DX Operational Intelligence

 View Only
  • 1.  DX OI On-Premise: Why Alarms aren't propagating to Service

    Posted Sep 02, 2021 10:59 AM
    Hi All,

     I configured a Service on DX OI On-Premise but the alarms aren't propagating to Service.

     Here is an example:

    Service Overview. We can see the Risk is Severe and we can see "0" alarms on Alarms(+ subs) column :


    Topology for Service with components impacting the Service:

    The alarms on the component:


    In Alarm List there are no alarms:


    So, why alarms aren't propagating to Service. Do I need to configure something more?

    ------------------------------
    Regards,
    Alessandro
    ------------------------------


  • 2.  RE: DX OI On-Premise: Why Alarms aren't propagating to Service

    Broadcom Employee
    Posted Sep 06, 2021 01:52 AM
    Hi Alessandro

    I would check if all microservices/pods are running properly on your install. I would also check the logs from the service correlation pods:
    analyticsjobs, or soacorrelationengine
    Check these steps too:
    https://techdocs.broadcom.com/us/en/ca-enterprise-software/it-operations-management/digital-operational-intelligence/20-2/troubleshooting-consolidated/troubleshoot-service-analytics.html#concept.dita_429def2b2674edc32e557a6d7ed46e7fd2b35017_IWantToIncreasetheMemorySizeofServiceAnalyticComponents

    I would also recommend to open a Broadcom support ticket to further troubleshoot if above steps are not giving a clear clue of the issue

    Cheers
    Nestor



  • 3.  RE: DX OI On-Premise: Why Alarms aren't propagating to Service

    Posted Sep 08, 2021 09:47 AM

    Hi Nestor,


    Well, I think it will be long thread, I hope that you have time. : )


    "I would check if all microservices/pods are running properly on your install."

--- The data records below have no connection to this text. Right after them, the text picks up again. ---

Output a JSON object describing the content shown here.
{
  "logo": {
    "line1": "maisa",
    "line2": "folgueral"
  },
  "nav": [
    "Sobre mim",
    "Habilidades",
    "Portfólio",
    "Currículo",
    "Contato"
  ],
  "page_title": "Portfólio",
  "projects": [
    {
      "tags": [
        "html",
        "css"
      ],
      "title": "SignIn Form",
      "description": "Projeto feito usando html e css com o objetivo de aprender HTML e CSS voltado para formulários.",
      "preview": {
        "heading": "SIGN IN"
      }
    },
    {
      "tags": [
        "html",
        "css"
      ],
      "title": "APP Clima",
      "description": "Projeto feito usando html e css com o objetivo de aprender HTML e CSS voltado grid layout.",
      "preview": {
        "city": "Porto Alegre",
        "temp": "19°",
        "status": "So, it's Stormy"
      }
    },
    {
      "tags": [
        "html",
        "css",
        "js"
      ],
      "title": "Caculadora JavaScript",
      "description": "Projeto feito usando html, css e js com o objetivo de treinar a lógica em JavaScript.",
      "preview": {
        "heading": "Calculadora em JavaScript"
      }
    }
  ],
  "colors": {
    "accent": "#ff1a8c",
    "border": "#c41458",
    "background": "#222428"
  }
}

     When I saw at Cluster Management > Services, there are some services look like it.  I think it is strange because there is no status:


    At Kubernetes we have the pods running:


    But, the state is Terminated:



    ------------------------------
    Regards,
    Alessandro
    ------------------------------



  • 4.  RE: DX OI On-Premise: Why Alarms aren't propagating to Service

    Broadcom Employee
    Posted Sep 08, 2021 09:59 AM
    Hi Alessandro

    The Terminated status inside the pod is normal. As you can see, it means that one of the Init containers (required only during start-up) terminated with exit code 0 -- all good.
    Given all microservices appear as running I would rather check the logs of the pods I mentioned. 
    And, in parallel, open a support issue so we can track the investigation.

    Thanks
    Nestor


  • 5.  RE: DX OI On-Premise: Why Alarms aren't propagating to Service

    Posted Sep 10, 2021 04:21 PM
    Hi Nestor,

     Thank you for reply.

     When you say "I would also check the logs from the service correlation pods: analyticsjobs, or soacorrelationengine"

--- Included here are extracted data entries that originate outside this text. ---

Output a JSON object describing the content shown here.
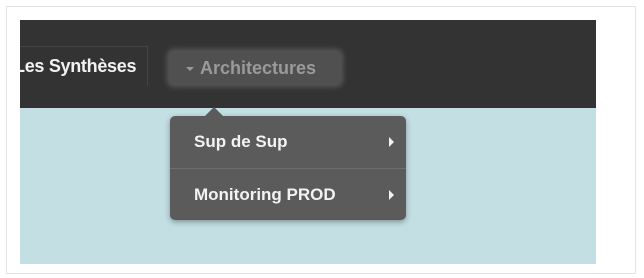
{
  "nav": {
    "tabs": [
      {
        "label": "Les Synthèses"
      },
      {
        "label": "Architectures",
        "icon": "caret-down-icon"
      }
    ]
  },
  "dropdown": {
    "items": [
      {
        "label": "Sup de Sup",
        "icon": "chevron-right-icon"
      },
      {
        "label": "Monitoring PROD",
        "icon": "chevron-right-icon"
      }
    ]
  },
  "colors": {
    "topbar": "#333333",
    "content_background": "#c3dfe3",
    "dropdown_background": "#5b5b5b",
    "active_tab_text": "#9a9a9a"
  }
}
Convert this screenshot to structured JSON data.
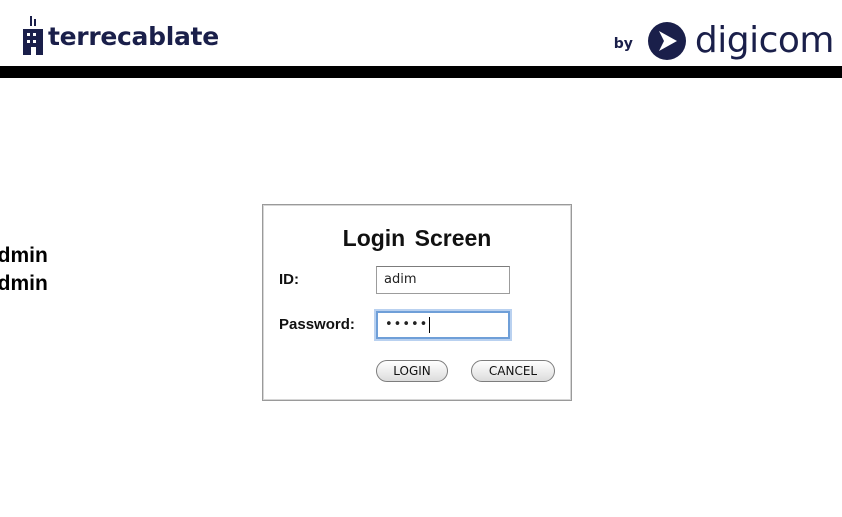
{
  "header": {
    "brand": "terrecablate",
    "by": "by",
    "partner": "digicom",
    "brand_color": "#1a1f4a"
  },
  "hint": {
    "line1": "admin",
    "line2": "admin"
  },
  "login": {
    "title": "Login  Screen",
    "id_label": "ID:",
    "id_value": "adim",
    "password_label": "Password:",
    "password_masked": "•••••",
    "login_button": "LOGIN",
    "cancel_button": "CANCEL",
    "focus_color": "#6f9fd8"
  },
  "icons": [
    "building-icon",
    "digicom-arrow-icon"
  ]
}
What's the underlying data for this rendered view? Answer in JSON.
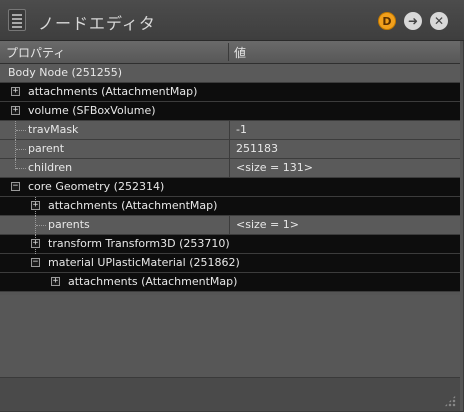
{
  "window": {
    "title": "ノードエディタ",
    "icon": "document-icon",
    "buttons": [
      {
        "name": "d-button",
        "label": "D",
        "color": "#f2a01c"
      },
      {
        "name": "forward-button",
        "icon": "arrow-right-icon",
        "glyph": "➜"
      },
      {
        "name": "close-button",
        "icon": "close-icon",
        "glyph": "✕"
      }
    ]
  },
  "columns": {
    "property": "プロパティ",
    "value": "値"
  },
  "tree": {
    "root": "Body Node (251255)",
    "rows": [
      {
        "label": "attachments (AttachmentMap)",
        "value": "",
        "expander": "+"
      },
      {
        "label": "volume (SFBoxVolume)",
        "value": "",
        "expander": "+"
      },
      {
        "label": "travMask",
        "value": "-1",
        "expander": ""
      },
      {
        "label": "parent",
        "value": "251183",
        "expander": ""
      },
      {
        "label": "children",
        "value": "<size = 131>",
        "expander": ""
      },
      {
        "label": "core Geometry (252314)",
        "value": "",
        "expander": "−"
      },
      {
        "label": "attachments (AttachmentMap)",
        "value": "",
        "expander": "+"
      },
      {
        "label": "parents",
        "value": "<size = 1>",
        "expander": ""
      },
      {
        "label": "transform Transform3D (253710)",
        "value": "",
        "expander": "+"
      },
      {
        "label": "material UPlasticMaterial (251862)",
        "value": "",
        "expander": "−"
      },
      {
        "label": "attachments (AttachmentMap)",
        "value": "",
        "expander": "+"
      }
    ]
  },
  "colors": {
    "accent": "#f2a01c",
    "row_dark": "#0d0d0d",
    "row_light": "#5a5a5a"
  }
}
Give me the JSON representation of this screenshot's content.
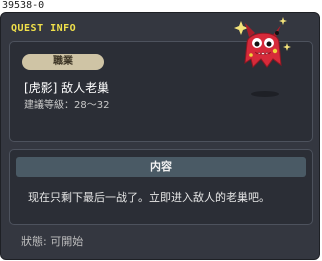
{
  "header": {
    "quest_id": "39538-0",
    "title": "QUEST INFO"
  },
  "quest": {
    "job_badge": "職業",
    "name": "[虎影] 敌人老巢",
    "level_label": "建議等級：28～32"
  },
  "content": {
    "header": "内容",
    "text": "现在只剩下最后一战了。立即进入敌人的老巢吧。"
  },
  "status": {
    "text": "狀態: 可開始"
  },
  "colors": {
    "title": "#f0e04a",
    "npc": "#d62a3a",
    "badge": "#cfc4a5"
  },
  "icons": {
    "npc": "red-demon-npc-icon"
  }
}
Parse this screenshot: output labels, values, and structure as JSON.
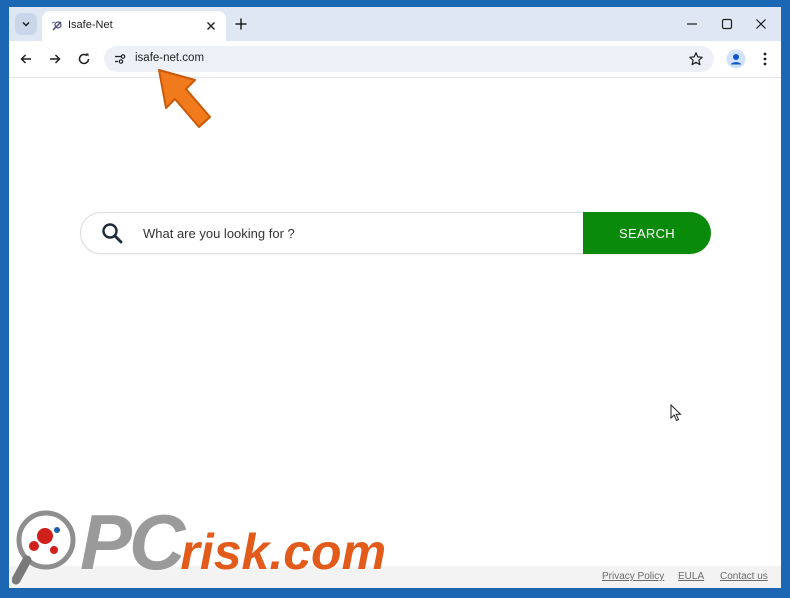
{
  "browser": {
    "tab": {
      "title": "Isafe-Net"
    },
    "address_bar": {
      "url": "isafe-net.com"
    }
  },
  "page": {
    "search": {
      "placeholder": "What are you looking for ?",
      "button_label": "SEARCH"
    },
    "footer": {
      "links": [
        "Privacy Policy",
        "EULA",
        "Contact us"
      ]
    }
  },
  "watermark": {
    "text_pc": "PC",
    "text_risk": "risk.com"
  },
  "colors": {
    "search_button": "#0a8a0a",
    "annotation_arrow": "#f07a1c",
    "desktop_background": "#1b67b3"
  }
}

     I could not see the pods:

    [root@master-node ~]# kubectl get pods -ndxi | grep analytics
    [root@master-node ~]# kubectl get pods -ndxi | grep soacorrelation

    The name of them is analyticsjobs and soacorrelationengine?

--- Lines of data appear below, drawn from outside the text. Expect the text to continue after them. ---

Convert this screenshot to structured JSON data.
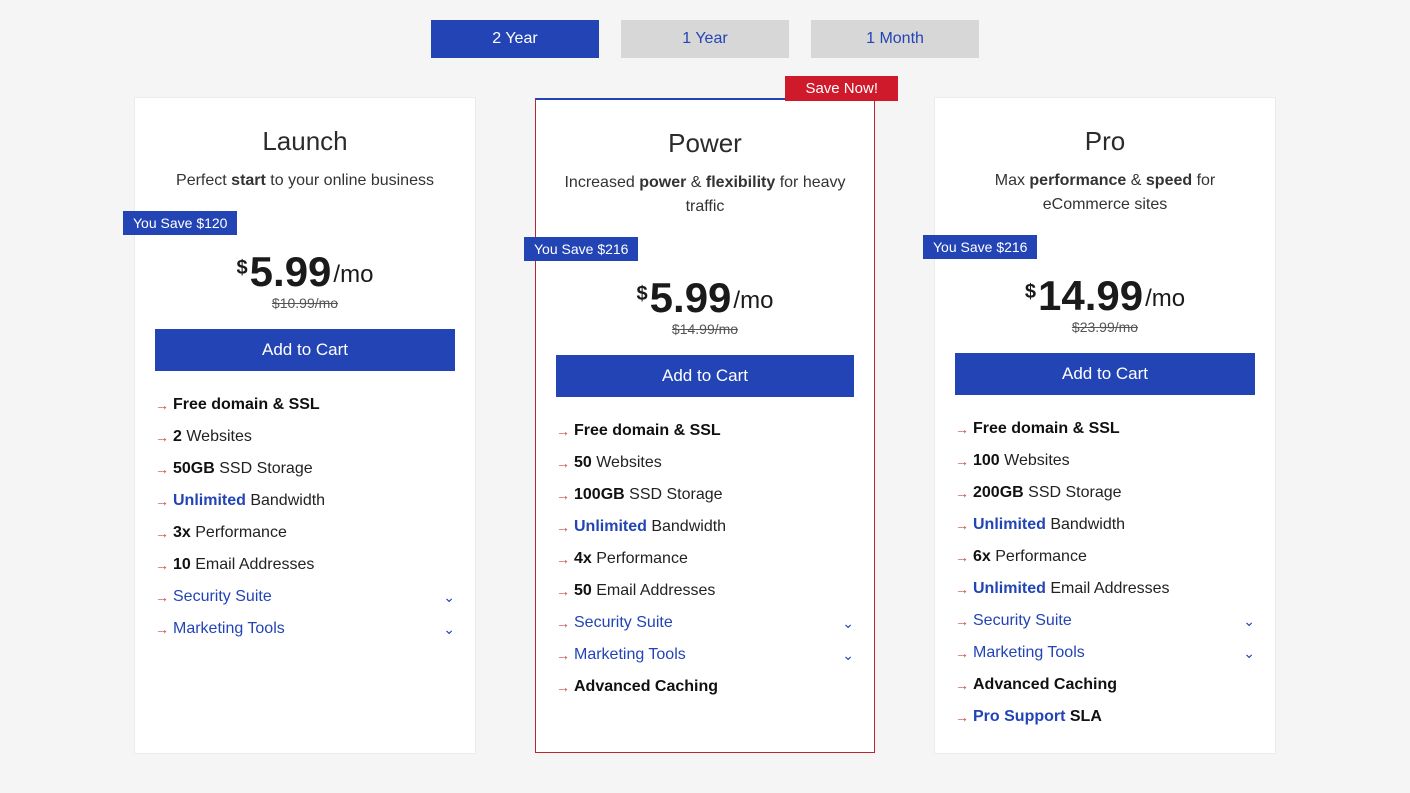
{
  "tabs": [
    {
      "label": "2 Year",
      "active": true
    },
    {
      "label": "1 Year",
      "active": false
    },
    {
      "label": "1 Month",
      "active": false
    }
  ],
  "save_now_label": "Save Now!",
  "cart_label": "Add to Cart",
  "plans": [
    {
      "name": "Launch",
      "subtitle_pre": "Perfect ",
      "subtitle_bold1": "start",
      "subtitle_mid": " to your online business",
      "subtitle_bold2": "",
      "subtitle_post": "",
      "save_badge": "You Save $120",
      "currency": "$",
      "price": "5.99",
      "per": "/mo",
      "old_price": "$10.99/mo",
      "highlight": false,
      "save_now": false,
      "features": [
        {
          "type": "strong-all",
          "text": "Free domain & SSL"
        },
        {
          "type": "bold-lead",
          "lead": "2",
          "rest": " Websites"
        },
        {
          "type": "bold-lead",
          "lead": "50GB",
          "rest": " SSD Storage"
        },
        {
          "type": "hl-lead",
          "lead": "Unlimited",
          "rest": " Bandwidth"
        },
        {
          "type": "bold-lead",
          "lead": "3x",
          "rest": " Performance"
        },
        {
          "type": "bold-lead",
          "lead": "10",
          "rest": " Email Addresses"
        },
        {
          "type": "expand",
          "text": "Security Suite"
        },
        {
          "type": "expand",
          "text": "Marketing Tools"
        }
      ]
    },
    {
      "name": "Power",
      "subtitle_pre": "Increased ",
      "subtitle_bold1": "power",
      "subtitle_mid": " & ",
      "subtitle_bold2": "flexibility",
      "subtitle_post": " for heavy traffic",
      "save_badge": "You Save $216",
      "currency": "$",
      "price": "5.99",
      "per": "/mo",
      "old_price": "$14.99/mo",
      "highlight": true,
      "save_now": true,
      "features": [
        {
          "type": "strong-all",
          "text": "Free domain & SSL"
        },
        {
          "type": "bold-lead",
          "lead": "50",
          "rest": " Websites"
        },
        {
          "type": "bold-lead",
          "lead": "100GB",
          "rest": " SSD Storage"
        },
        {
          "type": "hl-lead",
          "lead": "Unlimited",
          "rest": " Bandwidth"
        },
        {
          "type": "bold-lead",
          "lead": "4x",
          "rest": " Performance"
        },
        {
          "type": "bold-lead",
          "lead": "50",
          "rest": " Email Addresses"
        },
        {
          "type": "expand",
          "text": "Security Suite"
        },
        {
          "type": "expand",
          "text": "Marketing Tools"
        },
        {
          "type": "strong-all",
          "text": "Advanced Caching"
        }
      ]
    },
    {
      "name": "Pro",
      "subtitle_pre": "Max ",
      "subtitle_bold1": "performance",
      "subtitle_mid": " & ",
      "subtitle_bold2": "speed",
      "subtitle_post": " for eCommerce sites",
      "save_badge": "You Save $216",
      "currency": "$",
      "price": "14.99",
      "per": "/mo",
      "old_price": "$23.99/mo",
      "highlight": false,
      "save_now": false,
      "features": [
        {
          "type": "strong-all",
          "text": "Free domain & SSL"
        },
        {
          "type": "bold-lead",
          "lead": "100",
          "rest": " Websites"
        },
        {
          "type": "bold-lead",
          "lead": "200GB",
          "rest": " SSD Storage"
        },
        {
          "type": "hl-lead",
          "lead": "Unlimited",
          "rest": " Bandwidth"
        },
        {
          "type": "bold-lead",
          "lead": "6x",
          "rest": " Performance"
        },
        {
          "type": "hl-lead",
          "lead": "Unlimited",
          "rest": " Email Addresses"
        },
        {
          "type": "expand",
          "text": "Security Suite"
        },
        {
          "type": "expand",
          "text": "Marketing Tools"
        },
        {
          "type": "strong-all",
          "text": "Advanced Caching"
        },
        {
          "type": "hl-bold-rest",
          "lead": "Pro Support",
          "rest": " SLA"
        }
      ]
    }
  ]
}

    In parallel I also opened a case with the same title of this thread.


    ------------------------------
    Regards,
    Alessandro
    ------------------------------



  • 6.  RE: DX OI On-Premise: Why Alarms aren't propagating to Service

    Broadcom Employee
    Posted Sep 13, 2021 03:53 AM
    Hi Alessandro

    if you cannot see those pods it could mean they did not start for some reason. Can you check the logs of the associated deployments to see why they were not started? (e.g. lack of memory, OSE node issues...)
    Those pods are responsible for alarm correlation/propagation, so that explains why you are seeing the issue.
    In any case, with the ticket open, I am sure you will solve this quickly
    Cheers
    Nestor